WASHINGTON - The government is expected to owe the banking industry nearly $2 billion by the time the Federal Deposit Insurance Corp. finally cuts its rates in September.
That's because banks will be charged current, high premiums through Sept. 30, even though the FDIC estimates that the Bank Insurance Fund hit its required reserve level in April - about three months earlier than expected.
Rebating BIF premiums back to May 1 would mean the FDIC overcharged banks for five months, or $1.9 billion in premiums. The agency has promised to pay interest on those overpayments as well.
Right now banks are paying 23 cents per $100 of domestic deposits. In January, the FDIC announced plans to slash bank rates to an average of 4.5 cents. The agency has said it may not reduce premiums until it can prove that the bank fund holds $1.25 for every $100 of insured deposits.
Congress told the FDIC that it could not lower bank premiums until this 1.25% threshold was met.
The FDIC has been estimating that the fund would hit 1.25% sometime between June 1 and July 31. News of an earlier recapitalization - as early as the end of April - came last week from William A. Longbrake, the FDIC's chief financial officer.
Speaking to a group of analysts last Thursday, Mr.

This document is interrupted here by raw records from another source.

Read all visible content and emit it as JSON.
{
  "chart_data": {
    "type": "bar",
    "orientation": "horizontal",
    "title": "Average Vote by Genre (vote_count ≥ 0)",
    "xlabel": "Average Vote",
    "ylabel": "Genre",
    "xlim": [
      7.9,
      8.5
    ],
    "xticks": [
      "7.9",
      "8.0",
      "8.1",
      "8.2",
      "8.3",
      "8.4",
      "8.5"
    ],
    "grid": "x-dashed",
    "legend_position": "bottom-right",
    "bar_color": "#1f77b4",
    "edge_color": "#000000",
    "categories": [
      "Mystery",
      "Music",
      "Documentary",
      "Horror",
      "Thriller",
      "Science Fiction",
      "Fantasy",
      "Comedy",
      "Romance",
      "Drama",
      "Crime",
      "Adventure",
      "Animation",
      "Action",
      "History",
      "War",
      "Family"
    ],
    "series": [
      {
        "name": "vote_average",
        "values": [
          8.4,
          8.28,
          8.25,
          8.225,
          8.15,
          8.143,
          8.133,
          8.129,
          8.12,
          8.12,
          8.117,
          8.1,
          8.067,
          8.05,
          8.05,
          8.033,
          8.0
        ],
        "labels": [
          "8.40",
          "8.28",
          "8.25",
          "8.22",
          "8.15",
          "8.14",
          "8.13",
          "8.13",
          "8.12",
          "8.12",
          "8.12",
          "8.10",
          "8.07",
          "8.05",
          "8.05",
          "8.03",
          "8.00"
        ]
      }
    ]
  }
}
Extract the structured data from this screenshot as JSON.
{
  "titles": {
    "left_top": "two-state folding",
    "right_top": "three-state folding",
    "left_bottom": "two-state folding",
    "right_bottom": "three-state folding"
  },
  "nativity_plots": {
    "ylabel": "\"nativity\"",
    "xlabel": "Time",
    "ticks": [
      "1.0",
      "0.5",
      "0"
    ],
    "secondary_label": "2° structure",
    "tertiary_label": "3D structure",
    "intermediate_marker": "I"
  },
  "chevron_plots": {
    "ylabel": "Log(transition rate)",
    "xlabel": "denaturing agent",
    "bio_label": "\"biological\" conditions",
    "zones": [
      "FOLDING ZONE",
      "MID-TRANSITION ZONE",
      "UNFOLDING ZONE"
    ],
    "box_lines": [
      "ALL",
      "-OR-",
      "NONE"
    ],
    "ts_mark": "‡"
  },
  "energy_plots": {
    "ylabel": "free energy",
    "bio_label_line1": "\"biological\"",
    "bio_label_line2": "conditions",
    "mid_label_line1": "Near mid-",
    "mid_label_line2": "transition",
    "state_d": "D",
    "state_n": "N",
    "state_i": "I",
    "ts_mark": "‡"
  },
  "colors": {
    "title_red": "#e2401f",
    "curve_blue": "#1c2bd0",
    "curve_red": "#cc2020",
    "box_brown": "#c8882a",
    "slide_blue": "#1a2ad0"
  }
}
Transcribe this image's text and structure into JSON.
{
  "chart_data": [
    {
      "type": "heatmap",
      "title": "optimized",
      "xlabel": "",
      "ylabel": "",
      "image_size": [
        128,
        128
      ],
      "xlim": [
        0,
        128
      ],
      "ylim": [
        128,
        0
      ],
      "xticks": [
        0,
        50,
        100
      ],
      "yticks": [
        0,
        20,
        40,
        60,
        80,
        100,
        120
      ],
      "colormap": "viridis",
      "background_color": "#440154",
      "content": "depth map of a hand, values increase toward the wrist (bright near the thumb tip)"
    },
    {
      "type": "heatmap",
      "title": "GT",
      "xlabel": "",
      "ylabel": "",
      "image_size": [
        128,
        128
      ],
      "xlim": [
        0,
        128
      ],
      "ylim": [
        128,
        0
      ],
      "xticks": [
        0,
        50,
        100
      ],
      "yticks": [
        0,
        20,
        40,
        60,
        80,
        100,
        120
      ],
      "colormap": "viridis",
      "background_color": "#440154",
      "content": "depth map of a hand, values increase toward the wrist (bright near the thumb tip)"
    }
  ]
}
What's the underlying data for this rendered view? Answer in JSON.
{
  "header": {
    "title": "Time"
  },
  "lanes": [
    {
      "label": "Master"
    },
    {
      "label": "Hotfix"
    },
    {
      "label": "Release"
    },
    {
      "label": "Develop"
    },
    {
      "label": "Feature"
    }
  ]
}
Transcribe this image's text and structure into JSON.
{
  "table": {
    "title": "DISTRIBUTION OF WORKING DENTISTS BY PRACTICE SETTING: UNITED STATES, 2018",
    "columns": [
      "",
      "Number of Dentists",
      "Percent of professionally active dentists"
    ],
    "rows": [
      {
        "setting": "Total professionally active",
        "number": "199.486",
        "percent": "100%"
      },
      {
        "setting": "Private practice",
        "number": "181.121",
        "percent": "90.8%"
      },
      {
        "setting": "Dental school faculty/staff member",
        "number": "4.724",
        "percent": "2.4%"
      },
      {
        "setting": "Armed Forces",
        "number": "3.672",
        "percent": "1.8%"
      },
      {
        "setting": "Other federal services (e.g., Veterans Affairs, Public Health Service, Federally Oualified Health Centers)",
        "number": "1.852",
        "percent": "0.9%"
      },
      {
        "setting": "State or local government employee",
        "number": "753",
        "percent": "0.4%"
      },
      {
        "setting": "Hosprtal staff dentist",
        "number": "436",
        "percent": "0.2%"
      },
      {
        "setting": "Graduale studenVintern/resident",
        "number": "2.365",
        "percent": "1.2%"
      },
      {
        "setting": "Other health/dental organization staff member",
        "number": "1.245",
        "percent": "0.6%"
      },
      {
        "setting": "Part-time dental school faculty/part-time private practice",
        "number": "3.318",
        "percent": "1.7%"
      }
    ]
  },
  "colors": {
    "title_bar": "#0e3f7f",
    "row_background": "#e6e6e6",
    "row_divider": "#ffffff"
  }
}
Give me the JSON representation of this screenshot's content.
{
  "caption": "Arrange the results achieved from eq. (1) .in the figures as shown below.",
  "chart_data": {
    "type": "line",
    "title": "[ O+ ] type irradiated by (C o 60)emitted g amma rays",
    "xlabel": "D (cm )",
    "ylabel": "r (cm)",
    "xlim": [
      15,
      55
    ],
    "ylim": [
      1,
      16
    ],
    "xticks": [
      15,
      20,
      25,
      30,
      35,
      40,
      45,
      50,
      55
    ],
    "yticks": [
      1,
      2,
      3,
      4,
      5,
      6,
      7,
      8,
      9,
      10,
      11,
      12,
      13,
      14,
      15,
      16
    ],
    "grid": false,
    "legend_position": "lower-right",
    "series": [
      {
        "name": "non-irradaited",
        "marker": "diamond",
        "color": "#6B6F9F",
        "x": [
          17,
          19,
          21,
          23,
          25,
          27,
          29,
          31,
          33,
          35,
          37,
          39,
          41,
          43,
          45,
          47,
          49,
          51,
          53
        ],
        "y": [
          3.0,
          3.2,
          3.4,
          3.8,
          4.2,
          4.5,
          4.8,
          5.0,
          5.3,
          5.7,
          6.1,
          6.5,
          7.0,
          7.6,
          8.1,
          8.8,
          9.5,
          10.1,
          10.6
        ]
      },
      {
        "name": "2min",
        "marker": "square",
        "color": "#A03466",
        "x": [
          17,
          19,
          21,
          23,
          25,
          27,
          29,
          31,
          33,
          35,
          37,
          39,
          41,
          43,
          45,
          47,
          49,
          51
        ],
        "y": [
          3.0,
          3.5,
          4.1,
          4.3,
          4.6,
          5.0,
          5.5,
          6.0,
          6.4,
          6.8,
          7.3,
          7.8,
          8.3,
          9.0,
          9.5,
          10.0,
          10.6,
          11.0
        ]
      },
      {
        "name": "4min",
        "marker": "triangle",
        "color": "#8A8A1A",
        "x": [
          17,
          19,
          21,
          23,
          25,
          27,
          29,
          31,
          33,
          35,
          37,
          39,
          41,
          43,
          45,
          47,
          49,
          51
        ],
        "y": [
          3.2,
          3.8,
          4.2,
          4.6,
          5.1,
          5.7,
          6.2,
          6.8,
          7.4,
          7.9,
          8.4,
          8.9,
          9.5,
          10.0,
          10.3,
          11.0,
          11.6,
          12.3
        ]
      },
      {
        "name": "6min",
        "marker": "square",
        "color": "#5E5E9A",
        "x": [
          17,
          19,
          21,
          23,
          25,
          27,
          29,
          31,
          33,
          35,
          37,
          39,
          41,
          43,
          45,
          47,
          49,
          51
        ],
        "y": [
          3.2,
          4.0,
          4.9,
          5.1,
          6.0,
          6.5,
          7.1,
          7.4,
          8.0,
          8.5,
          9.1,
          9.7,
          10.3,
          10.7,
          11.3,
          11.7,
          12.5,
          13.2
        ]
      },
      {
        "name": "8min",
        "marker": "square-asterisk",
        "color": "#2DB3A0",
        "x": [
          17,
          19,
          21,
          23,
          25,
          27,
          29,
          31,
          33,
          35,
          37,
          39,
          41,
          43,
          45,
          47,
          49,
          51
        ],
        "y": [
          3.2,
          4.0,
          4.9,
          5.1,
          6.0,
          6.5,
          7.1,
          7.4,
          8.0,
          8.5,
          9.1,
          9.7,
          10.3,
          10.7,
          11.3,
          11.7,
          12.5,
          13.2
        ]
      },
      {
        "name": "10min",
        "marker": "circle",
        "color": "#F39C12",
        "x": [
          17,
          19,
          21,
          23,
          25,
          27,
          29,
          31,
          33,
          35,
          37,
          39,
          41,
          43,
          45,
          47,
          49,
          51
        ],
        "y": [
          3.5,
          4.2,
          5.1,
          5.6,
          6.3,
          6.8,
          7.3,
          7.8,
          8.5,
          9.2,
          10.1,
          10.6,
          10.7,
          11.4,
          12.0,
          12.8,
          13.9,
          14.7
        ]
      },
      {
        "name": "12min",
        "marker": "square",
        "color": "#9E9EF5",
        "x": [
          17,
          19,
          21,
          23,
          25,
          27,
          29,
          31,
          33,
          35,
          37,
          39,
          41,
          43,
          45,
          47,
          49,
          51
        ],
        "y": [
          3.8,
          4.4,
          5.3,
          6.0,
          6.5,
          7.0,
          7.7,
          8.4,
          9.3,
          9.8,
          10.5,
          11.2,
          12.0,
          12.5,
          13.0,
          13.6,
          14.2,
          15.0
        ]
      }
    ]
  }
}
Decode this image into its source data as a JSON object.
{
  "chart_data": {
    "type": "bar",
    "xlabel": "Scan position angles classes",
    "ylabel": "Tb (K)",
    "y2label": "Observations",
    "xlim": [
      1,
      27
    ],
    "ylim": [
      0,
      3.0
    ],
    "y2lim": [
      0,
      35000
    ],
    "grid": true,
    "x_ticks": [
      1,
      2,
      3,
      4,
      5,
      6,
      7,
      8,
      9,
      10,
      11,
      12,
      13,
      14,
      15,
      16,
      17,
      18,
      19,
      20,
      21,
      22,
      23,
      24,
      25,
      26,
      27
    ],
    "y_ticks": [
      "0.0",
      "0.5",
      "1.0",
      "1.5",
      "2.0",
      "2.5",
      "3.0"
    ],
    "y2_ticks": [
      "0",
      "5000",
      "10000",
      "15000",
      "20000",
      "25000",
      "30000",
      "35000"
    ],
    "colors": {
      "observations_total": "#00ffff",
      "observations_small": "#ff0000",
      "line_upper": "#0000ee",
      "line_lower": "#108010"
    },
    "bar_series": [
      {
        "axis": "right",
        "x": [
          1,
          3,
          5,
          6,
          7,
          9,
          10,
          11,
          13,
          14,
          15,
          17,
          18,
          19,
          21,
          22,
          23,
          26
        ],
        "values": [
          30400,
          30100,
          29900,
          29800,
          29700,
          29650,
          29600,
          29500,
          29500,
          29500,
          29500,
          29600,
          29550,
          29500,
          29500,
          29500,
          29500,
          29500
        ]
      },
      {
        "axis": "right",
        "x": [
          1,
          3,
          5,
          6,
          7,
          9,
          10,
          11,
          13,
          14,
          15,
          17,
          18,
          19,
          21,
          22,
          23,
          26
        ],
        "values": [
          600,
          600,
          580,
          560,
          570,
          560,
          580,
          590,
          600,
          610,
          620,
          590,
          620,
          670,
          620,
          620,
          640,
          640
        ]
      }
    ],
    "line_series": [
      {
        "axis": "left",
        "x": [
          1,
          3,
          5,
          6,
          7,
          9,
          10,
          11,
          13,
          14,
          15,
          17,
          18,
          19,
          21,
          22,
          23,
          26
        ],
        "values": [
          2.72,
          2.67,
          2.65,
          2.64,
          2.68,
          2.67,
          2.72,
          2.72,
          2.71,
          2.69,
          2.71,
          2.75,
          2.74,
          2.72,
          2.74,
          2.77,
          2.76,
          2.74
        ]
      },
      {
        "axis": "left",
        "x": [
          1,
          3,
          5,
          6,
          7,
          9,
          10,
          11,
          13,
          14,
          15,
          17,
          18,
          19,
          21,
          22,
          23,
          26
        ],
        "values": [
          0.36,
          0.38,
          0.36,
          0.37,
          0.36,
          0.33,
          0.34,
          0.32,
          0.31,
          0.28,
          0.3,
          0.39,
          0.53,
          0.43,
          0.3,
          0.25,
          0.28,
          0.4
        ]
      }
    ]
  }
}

Longbrake said the FDIC may have to rebate all premiums paid after May 1. In an interview Friday, he emphasized that the FDIC will not be able to pinpoint the bank fund's recapitalization until mid-September, when analysis of the June 30 call report data is completed. He said the refund date could slip to June 1.
"It could be as early as May 1, it could be June 1," he said in the interview. "I don't think it will be later than that unless deposit growth takes off in a spectacular fashion."
In the first four months of 1995, total deposits declined 0.6% to $2.399 trillion, according to the Federal Reserve Board.
James Chessen, chief economist at the American Bankers Association, on Friday said the FDIC should be able to verify the bank fund's size before September.
"How can the FDIC in good faith bill at current rates for the entire third quarter?" Mr. Chessen asked. "There is no reason to wait for the June 30 call reports."
Mr. Chessen also questioned why the FDIC is delaying a formal vote on the premium cut.
"It is creating a tremendous fire in the belly of bankers," he said. "The FDIC should take affirmative action to assure bankers that they will get their money back."
The FDIC is taking action, sending a letter to all bank chief executives this week explaining why the premium reduction has not yet been adopted.
When the rate cut was proposed in January, the FDIC said it would vote to adopt it in mid-May. But that vote has been delayed as the agency sorts through 3,200 comment letters filed on the reduction.
"The timing for adoption of a final rule, however, will not affect the amount of any premium reduction the board would adopt or the refunds that would be made," a draft copy of the letter states.
Separately on Friday, FDIC Chairman Ricki Helfer gave a speech intended to persuade bankers to chip in and help bolster the underfunded Savings Association Insurance Fund.
"The SAIF, the BIF, and the FDIC are distinguishable to only a small segment of the population," Ms. Helfer warned in a speech to the Mississippi Bankers Association. "To most, only one acronym - FDIC - makes a difference."
But the ABA, which has resisted being dragged into any sort of thrift fund rescue, remains unconvinced.
"I don't think the banking industry benefits one iota from relieving the thrift industry of its obligation," Mr. Chessen said. "No one has yet come up with a convincing reason why banks ought to pay."